Of course the big news to hit financial markets last week was the so-called turbo-taper from the Federal Reserve. The Fed is now doubling the pace of its tapering from $15 billion per month to $30 billion - leaving it room to hike interest rates three times in 2022 according to its own economic forecasts. We talked about this hawkish shift from the Fed as well as other central banks in last week’s video but this is possibly a bigger change from the Fed than most expected.


The prospect of higher US interest rates naturally saw the dollar bounce with traders positioning to earn higher yields in US dollars than other currencies. USD/CAD was a top riser boosted by the recent decline in oil prices. Elsewhere the moves were a bit more sanguine. EUR/USD for instance dropped on the day of the announcement but held above 1.12. I suspect currency traders will be watching carefully over the coming days where the dollar gains see any follow through from this news out of the Fed. Because if the dollar can’t gain off good news like this, then it might be a sign we are close to the top.


And now with the Fed getting out in front of rising inflation with a plan for higher interest rates next year, there are big question marks hanging over gold. One of the golden rules in investing is “Don’t Fight the Fed.” If markets take Jerome Powell at his word, then higher rates are coming and that tends to be negative for non-yielding assets like gold. Though like I say, maybe this move is already priced in, giving gold some room for recovery.


Before I move on to discuss the news highlights this week - please remember to give this video a quick THUMBS UP for the youtube algorithm.  Thanks very much!

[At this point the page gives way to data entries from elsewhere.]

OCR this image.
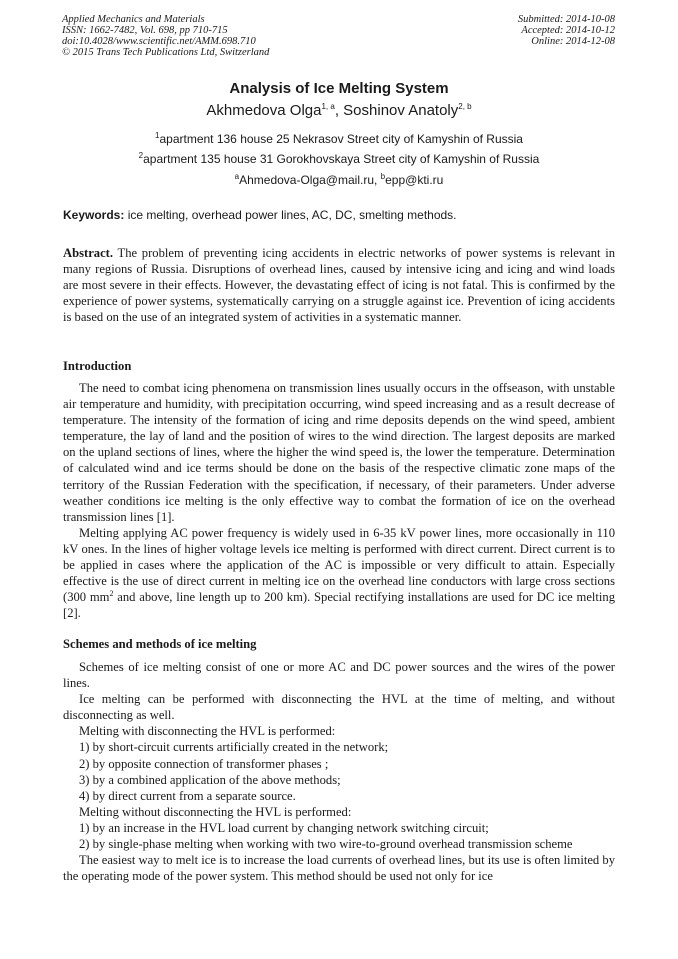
Applied Mechanics and Materials
ISSN: 1662-7482, Vol. 698, pp 710-715
doi:10.4028/www.scientific.net/AMM.698.710
© 2015 Trans Tech Publications Ltd, Switzerland
Submitted: 2014-10-08
Accepted: 2014-10-12
Online: 2014-12-08
Analysis of Ice Melting System
Akhmedova Olga$^{1, a}$, Soshinov Anatoly$^{2, b}$
$^1$apartment 136 house 25 Nekrasov Street city of Kamyshin of Russia
$^2$apartment 135 house 31 Gorokhovskaya Street city of Kamyshin of Russia
$^a$Ahmedova-Olga@mail.ru, $^b$epp@kti.ru
Keywords: ice melting, overhead power lines, AC, DC, smelting methods.

Abstract. The problem of preventing icing accidents in electric networks of power systems is relevant in many regions of Russia. Disruptions of overhead lines, caused by intensive icing and icing and wind loads are most severe in their effects. However, the devastating effect of icing is not fatal. This is confirmed by the experience of power systems, systematically carrying on a struggle against ice. Prevention of icing accidents is based on the use of an integrated system of activities in a systematic manner.

Introduction

The need to combat icing phenomena on transmission lines usually occurs in the offseason, with unstable air temperature and humidity, with precipitation occurring, wind speed increasing and as a result decrease of temperature. The intensity of the formation of icing and rime deposits depends on the wind speed, ambient temperature, the lay of land and the position of wires to the wind direction. The largest deposits are marked on the upland sections of lines, where the higher the wind speed is, the lower the temperature. Determination of calculated wind and ice terms should be done on the basis of the respective climatic zone maps of the territory of the Russian Federation with the specification, if necessary, of their parameters. Under adverse weather conditions ice melting is the only effective way to combat the formation of ice on the overhead transmission lines [1].

Melting applying AC power frequency is widely used in 6-35 kV power lines, more occasionally in 110 kV ones. In the lines of higher voltage levels ice melting is performed with direct current. Direct current is to be applied in cases where the application of the AC is impossible or very difficult to attain. Especially effective is the use of direct current in melting ice on the overhead line conductors with large cross sections (300 $mm^2$ and above, line length up to 200 km). Special rectifying installations are used for DC ice melting [2].

Schemes and methods of ice melting

Schemes of ice melting consist of one or more AC and DC power sources and the wires of the power lines.

Ice melting can be performed with disconnecting the HVL at the time of melting, and without disconnecting as well.

Melting with disconnecting the HVL is performed:

1) by short-circuit currents artificially created in the network;

2) by opposite connection of transformer phases ;

3) by a combined application of the above methods;

4) by direct current from a separate source.

Melting without disconnecting the HVL is performed:

1) by an increase in the HVL load current by changing network switching circuit;

2) by single-phase melting when working with two wire-to-ground overhead transmission scheme

The easiest way to melt ice is to increase the load currents of overhead lines, but its use is often limited by the operating mode of the power system. This method should be used not only for ice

Right, let's move on to this week’s economic calendar highlights. The second half of December is always a lot slower for economic data as government departments stop collecting data and head on their annual holidays.


From what’s on display, it’d pick out US core PCE, known as the Fed’s preferred measure of inflation. Because of the way it's composed, core PCE always tends to be less than CPI but the rate of change to the upside has been similar in both. It’s gains in this number in the last two months that triggered the inflation worries and the Fed’s move to turbo tapering.


Another data item out of the US worth watching is durable goods orders. This number has been under pressure from supply chain disruptions but expectations are for a rebound in November with higher orders in the lead up to holiday shopping. We want to see economic activity pickup alongside inflation to avoid the situation of stagflation.


Just lastly outside of the economic calendar I think it would be remiss not to mention the new covid restrictions coming in certain counties, notably the UK for those trading the British pound. The countries that experience the worst situation around Omicron as far as the virus itself and the reaction from governments could see their currencies come under pressure.